Mindestlohn: Deutschland weiterhin schlecht im internationalen Vergleich

Mit einem Kaitz-Index von 46 Prozent schneidet Deutschland beim Mindestlohn weiterhin sehr schlecht ab. Im internationalen Vergleich liegt die BRD damit auf Platz 16 von 19 Ländern im Jahr 2018. Der Kaitz-Index misst den relativen Wert des Mindestlohns. Und gibt dabei an, wie viel Prozent des Median-Lohnes verdient wird. Somit lässt sich einordnen, wie weit entfernt der Mindestlohn vom „Durchschnittslohn“ liegt.

Ein Beispiel Im Land xy beträgt der Mindestlohn 10 Euro/Stunde und der Median-Lohn 20 Euro/Stunde. Dann beträgt der Kaitz-Index 50 Prozent (10 Euro geteilt durch 20 Euro mal 100 oder allgemein ausgedrückt: Mindestlohn geteilt durch Median-Lohn mal 100). In diesem Beispiel verdient die Person somit 50 Prozent des Median-Lohnes (50 Prozent von 20 Euro/Stunde).
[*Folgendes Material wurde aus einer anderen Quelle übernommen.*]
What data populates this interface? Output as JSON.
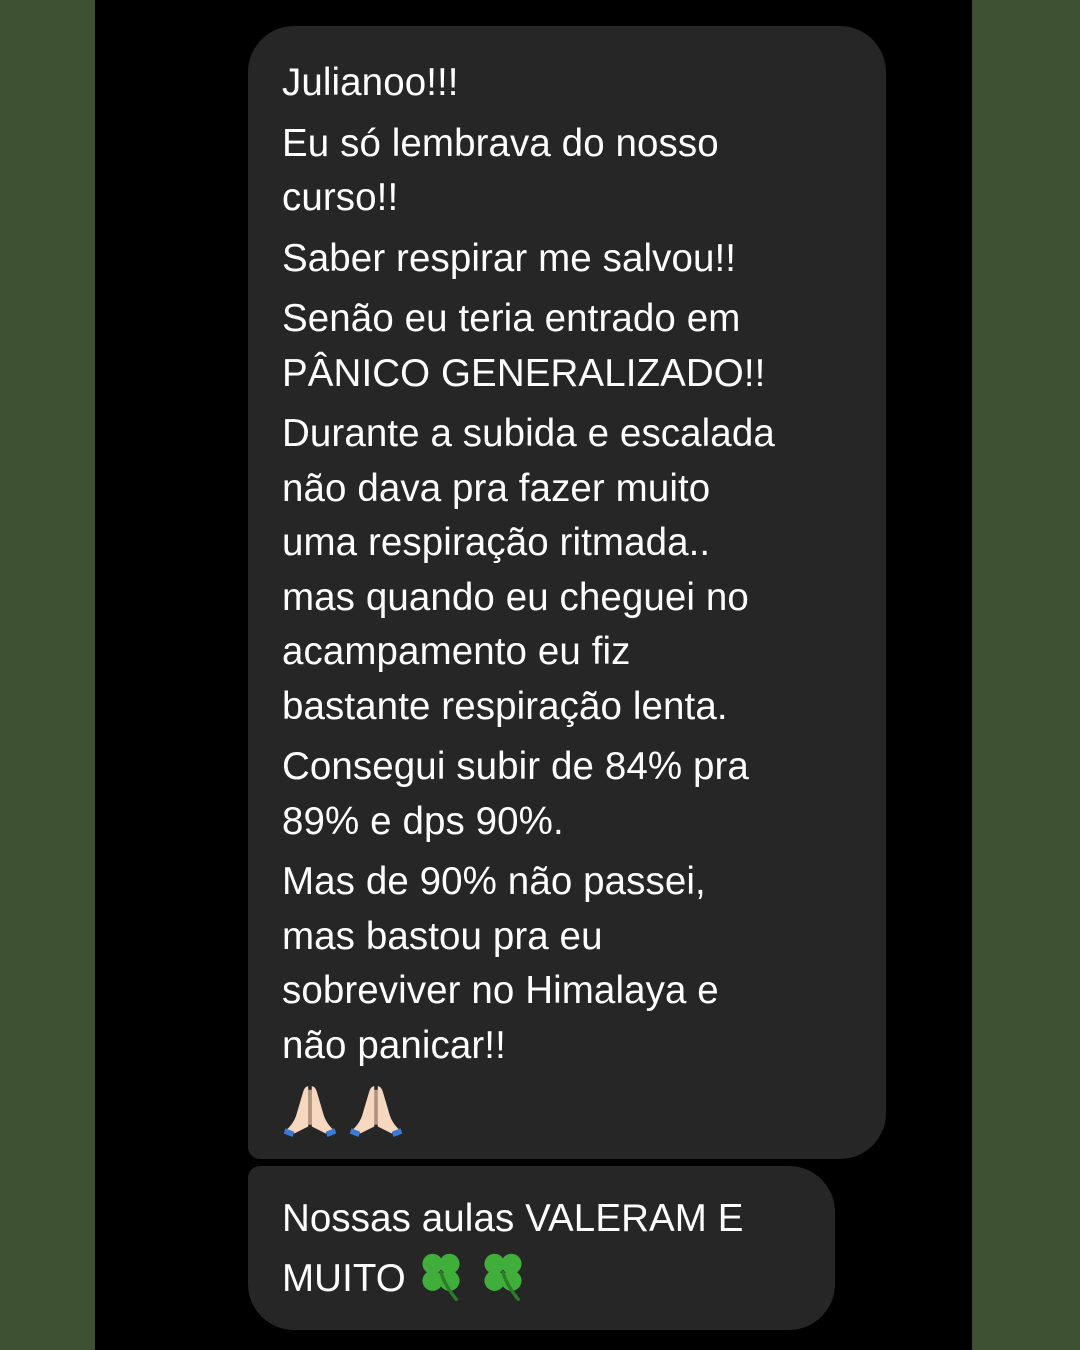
{
  "messages": [
    {
      "lines": [
        "Julianoo!!!",
        "Eu só lembrava do nosso",
        "curso!!",
        "Saber respirar me salvou!!",
        "Senão eu teria entrado em",
        "PÂNICO GENERALIZADO!!",
        "Durante a subida e escalada",
        "não dava pra fazer muito",
        "uma respiração ritmada..",
        "mas quando eu cheguei no",
        "acampamento eu fiz",
        "bastante respiração lenta.",
        "Consegui subir de 84% pra",
        "89% e dps 90%.",
        "Mas de 90% não passei,",
        "mas bastou pra eu",
        "sobreviver no Himalaya e",
        "não panicar!!"
      ],
      "emojis": [
        "folded-hands-icon",
        "folded-hands-icon"
      ]
    },
    {
      "lines": [
        "Nossas aulas VALERAM E",
        "MUITO"
      ],
      "emojis": [
        "four-leaf-clover-icon",
        "four-leaf-clover-icon"
      ]
    }
  ],
  "colors": {
    "outer_background": "#3f5133",
    "screen_background": "#000000",
    "bubble_background": "#262626",
    "text": "#ffffff"
  }
}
Bei einem Kaitz-Index von unter 50 Prozent, kann man von einem nicht existenzsichernden Armutslohn ausgehen.

Quelle: Wirtschafts- und Sozialwissenschaftliche Institut der Hans-Böckler-Stiftung (WSI), Policy Brief Nr. 42, 06/2020 – Grafik: Faire Arbeit e.V.
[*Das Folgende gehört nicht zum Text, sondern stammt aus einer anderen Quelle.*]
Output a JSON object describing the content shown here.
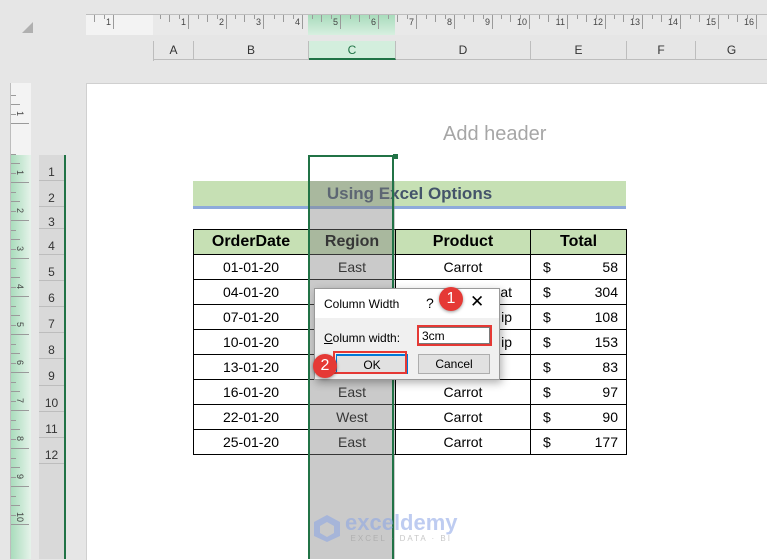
{
  "top_ruler": {
    "labels": [
      "1",
      "1",
      "2",
      "3",
      "4",
      "5",
      "6",
      "7",
      "8",
      "9",
      "10",
      "11",
      "12",
      "13",
      "14",
      "15",
      "16"
    ]
  },
  "left_ruler": {
    "labels": [
      "1",
      "1",
      "2",
      "3",
      "4",
      "5",
      "6",
      "7",
      "8",
      "9",
      "10"
    ]
  },
  "columns": [
    "A",
    "B",
    "C",
    "D",
    "E",
    "F",
    "G"
  ],
  "selected_column": "C",
  "rows": [
    "1",
    "2",
    "3",
    "4",
    "5",
    "6",
    "7",
    "8",
    "9",
    "10",
    "11",
    "12"
  ],
  "page": {
    "header_placeholder": "Add header",
    "title": "Using Excel Options"
  },
  "table": {
    "headers": [
      "OrderDate",
      "Region",
      "Product",
      "Total"
    ],
    "currency_symbol": "$",
    "rows": [
      {
        "date": "01-01-20",
        "region": "East",
        "product": "Carrot",
        "total": "58"
      },
      {
        "date": "04-01-20",
        "region": "",
        "product": "at",
        "total": "304"
      },
      {
        "date": "07-01-20",
        "region": "",
        "product": "ip",
        "total": "108"
      },
      {
        "date": "10-01-20",
        "region": "",
        "product": "ip",
        "total": "153"
      },
      {
        "date": "13-01-20",
        "region": "",
        "product": "",
        "total": "83"
      },
      {
        "date": "16-01-20",
        "region": "East",
        "product": "Carrot",
        "total": "97"
      },
      {
        "date": "22-01-20",
        "region": "West",
        "product": "Carrot",
        "total": "90"
      },
      {
        "date": "25-01-20",
        "region": "East",
        "product": "Carrot",
        "total": "177"
      }
    ]
  },
  "dialog": {
    "title": "Column Width",
    "help_label": "?",
    "close_label": "✕",
    "field_label_accel": "C",
    "field_label_rest": "olumn width:",
    "field_value": "3cm",
    "ok_label": "OK",
    "cancel_label": "Cancel"
  },
  "annotations": {
    "step1": "1",
    "step2": "2",
    "color": "#e53935"
  },
  "watermark": {
    "name": "exceldemy",
    "tagline": "EXCEL · DATA · BI"
  },
  "colors": {
    "excel_green": "#217346",
    "header_fill": "#c6e0b4",
    "title_text": "#44546a"
  }
}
Während der Unterschied des Kaitz-Indexes zwischen Deutschland und Großbritannien im Jahr 2015 nur 1 Prozentpunkt betrug, lag er drei Jahre später um 9 Prozentpunkte auseinander (Diagramm). Dabei war die Entwicklung gegenläufig: Großbritannien konnte sich um 6 Prozentpunkte steigern, Deutschland verlor auf sehr niedrigen Niveau weitere 2 Prozentpunkte.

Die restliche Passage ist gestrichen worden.